Last night was day two of a week without Mrs. Show Me Eats being in the house, so dinner needed to be quick and easy. Tasty would be a plus. Check, check and check.
Here’s what we had:
Braised Cabbage with Apple-Cinnamon Sausages
A suggestion card by the cabbages at The Root Cellar the other day recommended shredding cabbage and cooking it in butter and milk. Milk and cabbage, frankly, sounds pretty gross. But the card promised it was “kid friendly,” and “there’s never enough!” It was so earnest and hopeful I grabbed a cabbage and decided to give it a shot. I was glad I did.
4 Apple-Cinnamon Sausages (from Swiss Meats – thanks, Jamie and Chris)

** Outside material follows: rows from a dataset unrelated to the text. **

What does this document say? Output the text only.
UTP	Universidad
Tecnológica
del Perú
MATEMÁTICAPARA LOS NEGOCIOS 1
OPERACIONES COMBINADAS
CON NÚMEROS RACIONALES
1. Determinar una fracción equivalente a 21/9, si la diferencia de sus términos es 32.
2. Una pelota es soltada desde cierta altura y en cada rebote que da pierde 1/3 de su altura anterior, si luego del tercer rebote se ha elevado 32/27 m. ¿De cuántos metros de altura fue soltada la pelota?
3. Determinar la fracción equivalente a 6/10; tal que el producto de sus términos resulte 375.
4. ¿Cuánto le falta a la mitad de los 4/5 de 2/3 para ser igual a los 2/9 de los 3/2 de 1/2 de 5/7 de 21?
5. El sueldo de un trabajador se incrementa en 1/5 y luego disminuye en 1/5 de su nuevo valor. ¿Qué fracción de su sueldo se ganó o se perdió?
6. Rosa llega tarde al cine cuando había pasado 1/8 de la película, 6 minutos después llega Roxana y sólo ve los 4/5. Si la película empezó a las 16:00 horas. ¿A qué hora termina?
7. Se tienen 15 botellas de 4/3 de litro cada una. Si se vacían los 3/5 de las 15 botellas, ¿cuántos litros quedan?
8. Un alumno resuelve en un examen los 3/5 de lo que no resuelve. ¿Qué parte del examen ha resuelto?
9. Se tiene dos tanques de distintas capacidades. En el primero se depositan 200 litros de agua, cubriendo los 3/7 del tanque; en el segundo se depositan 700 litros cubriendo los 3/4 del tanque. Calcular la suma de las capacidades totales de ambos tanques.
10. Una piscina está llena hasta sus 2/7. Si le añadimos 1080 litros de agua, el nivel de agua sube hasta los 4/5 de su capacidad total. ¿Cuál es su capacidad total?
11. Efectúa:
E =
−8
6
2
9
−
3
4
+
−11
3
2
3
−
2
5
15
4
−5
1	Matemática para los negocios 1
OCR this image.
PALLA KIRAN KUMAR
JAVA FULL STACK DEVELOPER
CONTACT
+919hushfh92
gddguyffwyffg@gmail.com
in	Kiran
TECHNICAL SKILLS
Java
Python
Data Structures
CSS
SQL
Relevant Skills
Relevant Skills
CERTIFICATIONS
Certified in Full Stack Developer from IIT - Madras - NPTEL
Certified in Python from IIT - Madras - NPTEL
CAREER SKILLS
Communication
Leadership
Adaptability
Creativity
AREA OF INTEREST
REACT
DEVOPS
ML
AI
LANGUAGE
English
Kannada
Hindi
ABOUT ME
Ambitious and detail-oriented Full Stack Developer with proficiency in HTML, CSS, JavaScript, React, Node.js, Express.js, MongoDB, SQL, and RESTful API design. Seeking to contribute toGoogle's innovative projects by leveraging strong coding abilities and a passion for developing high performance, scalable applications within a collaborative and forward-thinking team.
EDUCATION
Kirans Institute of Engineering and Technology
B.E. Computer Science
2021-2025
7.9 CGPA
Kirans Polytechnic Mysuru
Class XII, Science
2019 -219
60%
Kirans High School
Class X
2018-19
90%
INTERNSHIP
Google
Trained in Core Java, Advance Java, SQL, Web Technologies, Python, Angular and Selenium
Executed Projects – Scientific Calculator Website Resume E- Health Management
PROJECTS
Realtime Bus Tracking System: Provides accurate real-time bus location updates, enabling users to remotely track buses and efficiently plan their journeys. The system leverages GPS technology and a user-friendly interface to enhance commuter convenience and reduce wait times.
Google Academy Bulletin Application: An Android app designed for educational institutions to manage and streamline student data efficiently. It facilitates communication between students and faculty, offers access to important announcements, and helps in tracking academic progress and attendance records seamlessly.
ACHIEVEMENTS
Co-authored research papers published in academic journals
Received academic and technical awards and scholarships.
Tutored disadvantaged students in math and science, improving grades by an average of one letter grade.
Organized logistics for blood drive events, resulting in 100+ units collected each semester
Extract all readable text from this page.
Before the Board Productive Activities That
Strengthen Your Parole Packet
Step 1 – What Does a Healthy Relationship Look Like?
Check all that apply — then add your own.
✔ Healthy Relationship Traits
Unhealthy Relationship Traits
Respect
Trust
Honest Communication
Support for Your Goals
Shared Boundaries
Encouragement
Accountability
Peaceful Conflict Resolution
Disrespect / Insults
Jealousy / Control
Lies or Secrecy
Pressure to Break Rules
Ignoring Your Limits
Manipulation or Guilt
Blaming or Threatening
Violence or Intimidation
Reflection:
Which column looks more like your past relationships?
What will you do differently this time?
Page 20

2 heads of cabbage, shredded thinly (sounds like a lot, but trust me, you’ll want it)
1 T butter
1 cup whole milk
Salt and pepper to taste
Place sausages on a griddle or cast iron pan and brown over medium heat, rolling them every few minutes. Meanwhile, melt butter in a good-size pot and when hot, toss in the cabbage, stirring to coat. Cook over medium heat until wilted, about three minutes. Add milk, cook down another five minutes and then toss the sausages on top of the cabbage, where they will finish cooking – five more minutes. Salt and pepper to taste.
To serve, place two cups of cabbage on a plate and top with a sausage. On a weekend some potato cakes or spaetzle would have been nice. We just had bread.
We – the four year-old and I – shredded the cabbage the day before to maximize speed on the following weeknight. The whole thing came together in under 30 minutes. The cabbage was rich and sweet and surprisingly deeply flavored. This is a dish even cabbage-haters could warm to; both kids loved it.